Comment Re:Really? (Score 3, Interesting) 517

The largest solar-thermal plant yet built, Ivanpah, at 400 MW capacity, is on the same transmission lines as Hoover Dam. Both are near Las Vegas. It doesn't need thermal storage because the dam effectively does the job. When Ivanpah is running, Hoover can save the water for other times of day.

When you look at a grid as a whole, instead of individual plants, you find synergies like this you can apply. Detractors of renewable energy tend to ignore that most plants are grid-connected, and power demands vary by time of day and season. Thus Ivanpah is well matched to Las Vegas. Peak demand happens when it is sunny and everyone is running air conditioning. Sunny is exactly when that plant is pumping out electricity.

Solar, however, is a poor match for the Pacific Northwest, because it is cloudy much of the time. Instead, hydroelectric and nuclear are the main sources up there. Lots of rain and mountains make hydro easier to build. Detractors will point to Germany and say solar sucks. Well, Germany is far north, and not very sunny. Italy and Spain are better suited climatically. Just because it doesn't work that well in one country or region does not mean it cannot work in better locations. The opposite example is Chile, which is rapidly installing solar. The high Andean plateau is not only exceedingly dry, it is cold and high altitude, both of which improve performance of solar panels.

Comment Re: Recycling coins (Score 1) 56

Coinbase has 1.7 million user wallets ( https://coinbase.com/about ). I buy my bitcoins from them because I can pay via ACH transfer from my bank account. It's very convenient. My understanding is BitPay recycles their coins through exchanges.

> Why not just pay with regular money?

Most merchants who take bitcoin are online (76,000 total merchants, 5000 physical locations). Even in the US not everyone has access to a bank card, and outside developed countries the majority don't. Bitcoin doesn't arbitrarily seize or close your account because they don't like your business. If you need to send money right away (bank wires) or internationally at any speed, the fees are really high. Some merchants offer a discount for bitcoin purchases, because they get to avoid bank fees for debit/credit purchases, chargebacks, and fraud. Even cash has significant overhead - you have to monitor employees and customers, count it, take it to the bank, etc.

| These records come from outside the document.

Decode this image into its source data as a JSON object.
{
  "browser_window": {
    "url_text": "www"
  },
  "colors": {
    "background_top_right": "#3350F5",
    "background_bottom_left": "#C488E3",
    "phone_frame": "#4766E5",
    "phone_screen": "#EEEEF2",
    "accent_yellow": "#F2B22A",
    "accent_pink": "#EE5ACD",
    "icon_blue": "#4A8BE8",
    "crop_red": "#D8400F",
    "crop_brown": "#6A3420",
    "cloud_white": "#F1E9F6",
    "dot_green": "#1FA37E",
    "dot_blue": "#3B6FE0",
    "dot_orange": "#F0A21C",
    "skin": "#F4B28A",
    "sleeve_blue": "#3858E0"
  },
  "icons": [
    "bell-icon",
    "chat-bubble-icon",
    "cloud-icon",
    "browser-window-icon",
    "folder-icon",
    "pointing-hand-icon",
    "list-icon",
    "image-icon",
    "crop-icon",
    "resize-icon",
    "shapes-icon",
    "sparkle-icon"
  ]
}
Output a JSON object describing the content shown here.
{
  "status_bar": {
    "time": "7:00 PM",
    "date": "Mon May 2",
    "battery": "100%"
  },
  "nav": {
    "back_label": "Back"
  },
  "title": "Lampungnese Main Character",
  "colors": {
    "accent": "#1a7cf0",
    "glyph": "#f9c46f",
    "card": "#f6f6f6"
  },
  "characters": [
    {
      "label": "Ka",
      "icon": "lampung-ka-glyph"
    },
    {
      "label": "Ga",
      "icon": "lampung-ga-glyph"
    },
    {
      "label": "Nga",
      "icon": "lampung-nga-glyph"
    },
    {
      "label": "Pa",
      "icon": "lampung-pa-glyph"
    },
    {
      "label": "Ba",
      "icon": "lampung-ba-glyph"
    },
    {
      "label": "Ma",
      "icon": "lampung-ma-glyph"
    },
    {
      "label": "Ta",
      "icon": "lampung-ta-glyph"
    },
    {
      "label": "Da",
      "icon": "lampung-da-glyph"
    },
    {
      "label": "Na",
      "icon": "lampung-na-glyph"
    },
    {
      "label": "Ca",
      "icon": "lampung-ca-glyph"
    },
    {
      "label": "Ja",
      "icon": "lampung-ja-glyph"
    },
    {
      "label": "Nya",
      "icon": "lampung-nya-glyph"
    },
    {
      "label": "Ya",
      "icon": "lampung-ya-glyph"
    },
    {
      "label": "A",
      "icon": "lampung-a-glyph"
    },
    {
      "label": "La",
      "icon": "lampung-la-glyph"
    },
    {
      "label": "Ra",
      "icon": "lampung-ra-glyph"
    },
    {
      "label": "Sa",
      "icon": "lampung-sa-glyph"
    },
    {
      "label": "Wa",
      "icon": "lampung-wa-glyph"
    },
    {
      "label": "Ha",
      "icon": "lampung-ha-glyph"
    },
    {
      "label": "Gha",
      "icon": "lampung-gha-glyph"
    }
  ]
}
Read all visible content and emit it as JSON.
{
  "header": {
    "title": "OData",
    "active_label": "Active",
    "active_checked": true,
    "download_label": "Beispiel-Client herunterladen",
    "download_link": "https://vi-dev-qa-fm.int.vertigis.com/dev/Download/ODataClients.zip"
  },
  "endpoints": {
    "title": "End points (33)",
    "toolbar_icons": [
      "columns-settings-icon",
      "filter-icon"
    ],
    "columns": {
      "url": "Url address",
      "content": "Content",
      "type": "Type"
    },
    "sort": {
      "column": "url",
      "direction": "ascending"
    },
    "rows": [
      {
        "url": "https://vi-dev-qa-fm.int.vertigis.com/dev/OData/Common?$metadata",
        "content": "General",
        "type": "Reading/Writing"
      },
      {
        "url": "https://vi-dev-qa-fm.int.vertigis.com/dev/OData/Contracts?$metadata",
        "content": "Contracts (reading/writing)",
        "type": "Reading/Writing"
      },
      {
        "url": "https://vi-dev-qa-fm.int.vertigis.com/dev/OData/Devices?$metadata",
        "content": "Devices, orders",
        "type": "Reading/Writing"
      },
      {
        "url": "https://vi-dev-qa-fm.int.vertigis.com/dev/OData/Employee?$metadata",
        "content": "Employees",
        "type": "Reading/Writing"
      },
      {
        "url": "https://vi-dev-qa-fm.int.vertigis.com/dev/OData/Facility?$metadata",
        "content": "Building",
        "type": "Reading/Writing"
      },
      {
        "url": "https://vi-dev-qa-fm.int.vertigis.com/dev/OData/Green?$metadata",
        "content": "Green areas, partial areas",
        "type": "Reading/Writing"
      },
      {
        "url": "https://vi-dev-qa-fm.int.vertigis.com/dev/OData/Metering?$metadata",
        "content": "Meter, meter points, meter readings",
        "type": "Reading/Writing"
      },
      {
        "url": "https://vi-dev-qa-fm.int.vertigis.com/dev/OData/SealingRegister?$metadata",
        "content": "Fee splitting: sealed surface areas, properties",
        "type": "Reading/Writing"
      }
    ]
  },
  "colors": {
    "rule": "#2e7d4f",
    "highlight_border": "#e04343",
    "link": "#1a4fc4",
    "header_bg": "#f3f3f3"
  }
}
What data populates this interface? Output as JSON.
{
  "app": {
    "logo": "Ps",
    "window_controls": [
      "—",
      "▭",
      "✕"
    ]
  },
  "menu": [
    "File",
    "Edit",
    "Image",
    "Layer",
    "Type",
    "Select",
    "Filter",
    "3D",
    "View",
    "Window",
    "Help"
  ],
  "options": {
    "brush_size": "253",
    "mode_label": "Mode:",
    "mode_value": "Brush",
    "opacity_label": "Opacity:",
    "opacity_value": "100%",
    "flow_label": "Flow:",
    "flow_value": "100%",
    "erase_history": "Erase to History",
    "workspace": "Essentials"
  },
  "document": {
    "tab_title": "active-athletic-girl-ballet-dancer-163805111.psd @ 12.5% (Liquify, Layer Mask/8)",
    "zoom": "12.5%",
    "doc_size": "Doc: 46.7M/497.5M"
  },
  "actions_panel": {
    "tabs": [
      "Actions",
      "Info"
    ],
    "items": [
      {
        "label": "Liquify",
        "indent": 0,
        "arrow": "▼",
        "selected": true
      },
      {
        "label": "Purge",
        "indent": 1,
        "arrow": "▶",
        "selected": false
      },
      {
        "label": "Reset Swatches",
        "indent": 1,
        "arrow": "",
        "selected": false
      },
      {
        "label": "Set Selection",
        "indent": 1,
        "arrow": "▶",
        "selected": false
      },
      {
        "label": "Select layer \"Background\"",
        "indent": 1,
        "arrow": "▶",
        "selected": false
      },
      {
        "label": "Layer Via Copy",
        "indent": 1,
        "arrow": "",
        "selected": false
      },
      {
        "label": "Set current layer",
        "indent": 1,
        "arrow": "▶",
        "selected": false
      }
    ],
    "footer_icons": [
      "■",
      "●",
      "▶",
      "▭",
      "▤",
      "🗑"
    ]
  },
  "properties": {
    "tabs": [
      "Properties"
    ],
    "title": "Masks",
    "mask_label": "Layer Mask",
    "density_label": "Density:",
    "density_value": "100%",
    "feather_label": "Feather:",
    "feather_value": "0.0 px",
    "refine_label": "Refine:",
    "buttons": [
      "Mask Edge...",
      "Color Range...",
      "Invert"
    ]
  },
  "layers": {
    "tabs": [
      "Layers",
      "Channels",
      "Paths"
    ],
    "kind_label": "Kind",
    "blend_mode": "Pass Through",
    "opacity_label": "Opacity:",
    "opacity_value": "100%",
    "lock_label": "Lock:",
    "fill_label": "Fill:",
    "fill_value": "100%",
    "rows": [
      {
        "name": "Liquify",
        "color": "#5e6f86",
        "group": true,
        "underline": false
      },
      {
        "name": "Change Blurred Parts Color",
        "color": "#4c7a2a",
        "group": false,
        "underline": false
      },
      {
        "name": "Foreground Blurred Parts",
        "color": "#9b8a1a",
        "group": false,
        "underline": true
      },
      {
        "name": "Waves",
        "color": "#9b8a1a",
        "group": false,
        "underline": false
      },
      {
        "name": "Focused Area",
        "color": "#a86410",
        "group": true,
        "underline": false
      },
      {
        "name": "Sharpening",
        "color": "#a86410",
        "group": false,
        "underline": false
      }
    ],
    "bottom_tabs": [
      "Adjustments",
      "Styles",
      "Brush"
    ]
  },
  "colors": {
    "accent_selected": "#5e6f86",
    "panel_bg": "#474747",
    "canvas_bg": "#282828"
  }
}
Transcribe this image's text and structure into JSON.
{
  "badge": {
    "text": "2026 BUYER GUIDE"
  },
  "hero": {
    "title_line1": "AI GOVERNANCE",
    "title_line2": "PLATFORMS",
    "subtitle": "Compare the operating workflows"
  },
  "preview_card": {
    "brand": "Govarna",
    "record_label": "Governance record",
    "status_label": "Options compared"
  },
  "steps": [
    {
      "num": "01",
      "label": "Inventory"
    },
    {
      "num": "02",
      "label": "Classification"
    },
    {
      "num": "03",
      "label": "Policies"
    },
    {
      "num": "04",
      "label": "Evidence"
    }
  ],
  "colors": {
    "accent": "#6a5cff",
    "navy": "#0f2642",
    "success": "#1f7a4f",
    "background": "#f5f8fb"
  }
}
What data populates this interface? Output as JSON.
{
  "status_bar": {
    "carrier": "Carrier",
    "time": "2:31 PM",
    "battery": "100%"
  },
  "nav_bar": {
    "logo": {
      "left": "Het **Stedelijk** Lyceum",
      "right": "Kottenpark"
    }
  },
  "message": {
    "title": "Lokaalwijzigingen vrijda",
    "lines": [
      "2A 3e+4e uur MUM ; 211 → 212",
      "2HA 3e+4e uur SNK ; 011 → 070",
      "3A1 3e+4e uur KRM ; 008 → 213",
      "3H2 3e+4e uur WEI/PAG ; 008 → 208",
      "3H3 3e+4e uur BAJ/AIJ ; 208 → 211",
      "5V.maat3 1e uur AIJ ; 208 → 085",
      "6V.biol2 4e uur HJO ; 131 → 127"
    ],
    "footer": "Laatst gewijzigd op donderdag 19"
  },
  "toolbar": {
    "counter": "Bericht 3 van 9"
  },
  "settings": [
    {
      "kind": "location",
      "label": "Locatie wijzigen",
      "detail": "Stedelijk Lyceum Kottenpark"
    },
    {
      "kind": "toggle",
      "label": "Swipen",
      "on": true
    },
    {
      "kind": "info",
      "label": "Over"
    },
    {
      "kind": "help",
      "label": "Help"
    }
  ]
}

If all you do is buy stuff with your debit card at local stores, there isn't much reason to use bitcoin, but not everyone is in the same situation.

Comment Re:Is this anything other than a press release? (Score 2) 91

> as there is nothing there

There is as much land area as the Earth. It just needs proper development. Las Vegas is in a fucking desert, and people live there anyway. The real problem is people who look at an empty piece of land and see nothing, rather than seeing the potential for what it could become.

Comment Re:I thought this was long ago debunked (Score 1) 275

There are many rational lines of evidence that the Lunar missions happened. My own personal ones include that I went to work at Boeing's space systems division in 1981, and the people who worked on the Saturn V and Lunar Rover *were still there*, as well as the project data. I've also visited the NASA repository where the two million microfiche cards with all the drawings are stored.

The problem is the conspiracy nuts are not rational. No amount of evidence will convince them, any more than you can convince a young Earth creationist that their holy book is bunk. Fortunately, science and technology doesn't depend on their belief. If a few well reasoned arguments don't convince someone, their mind is too closed to bother with. Just get on with your life. The conspiracy nut will still be able to get their satellite TV based on the same fucking technology that got us to the Moon :-) (big rockets).